Sure, but being here and not being Y combinator funded should not translate in to a disadvantage either. After all, bootstrapping is a lot harder than getting VC money and some names behind you for equity, once your idea is out in the open the least you could ask for is a level playing field in terms of coverage. It's not like a posting about other start-ups would cost TC traffic.

In this case it almost seems like they delayed mentioning paraschopras offering until the YC combinator venture went live.
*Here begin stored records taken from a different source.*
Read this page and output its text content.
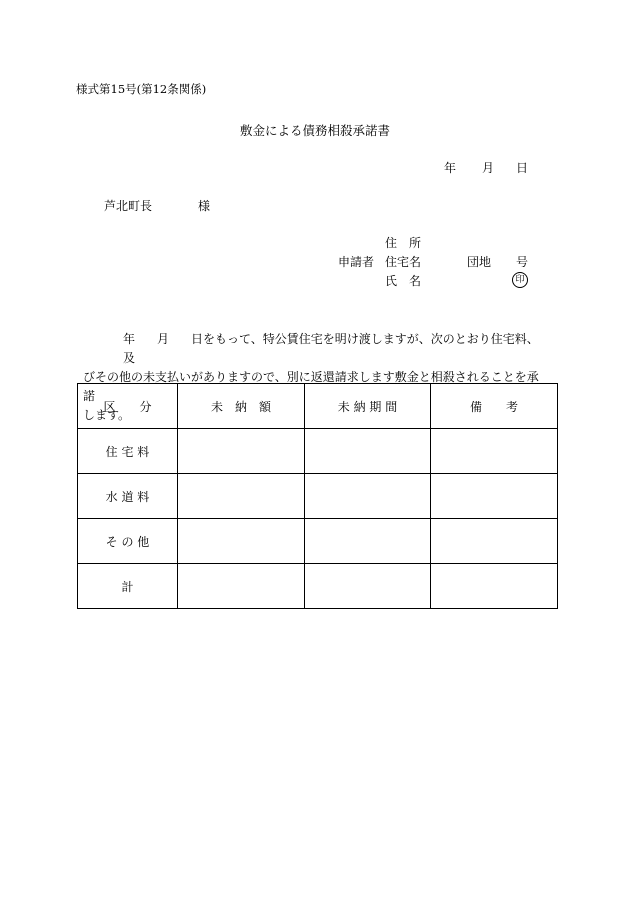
様式第15号(第12条関係)
敷金による債務相殺承諾書
年 月 日
芦北町長	様
住 所
申請者 住宅名	団地 号
氏 名	印
年 月 日をもって、特公賃住宅を明け渡しますが、次のとおり住宅料、及
びその他の未支払いがありますので、別に返還請求します敷金と相殺されることを承諾
します。
区　　分	未　納　額	未 納 期 間	備　　考
住 宅 料			
水 道 料			
そ の 他			
計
Whatever happened to rooting for the underdog? I mean a two-person company making it in India with Google as their competitor is as good a story as anything else. You are being unfair.


I'd say it makes for an even better story just because of that.


That's what I meant also, just my English is twisted sometimes :)

I meant "as good as anything else" in the sense of "better or at least equal to any other story"


What?! I never said who I was rooting for. This is business (for techcrunch). The world of software is not a product meritocracy. Again, I love the product, but Paras has failed to craft a story that will drive page views,retweets, and comments. He can solve that with storytelling, a celebrity investor, or some other strategy.

I agree that the david and goliath story has potential. He should play that up.


No, I didn't mean that you were not rooting for him, but that you implied his story was not interesting for bloggers. I said the "david and goliath" aspect of the story was interesting and news-worthy.

Reading the TC story, and this discussion, the gapingvoid cartoonists' line comes to mind: "Meeting a person who wrote a masterpiece on the back of a deli menu would not surprise me. Meeting a person who wrote a masterpiece with a silver Cartier fountain pen on an antique writing table in an airy SoHo loft would SERIOUSLY surprise me."


Yeah, I agree with you-- I think you're missing my point. The David and Goliath angle is EXACTLY what he should pursue. He's not. PR is about handing GREAT STORIES to bloggers/reporters. Stuff that is gift-wrapped. That's storytelling, and it's something Paras either isn't good at or isn't throwing effort into.

My point is that the story isn't in the facts, it's in the storytelling. You can call it a juicy steak or a muscle tissue sample of a castrated bull and it's the same damn thing. If you want to catch the eye of key bloggers, you can't make them dig through facts for a great story. They won't take the time to do it.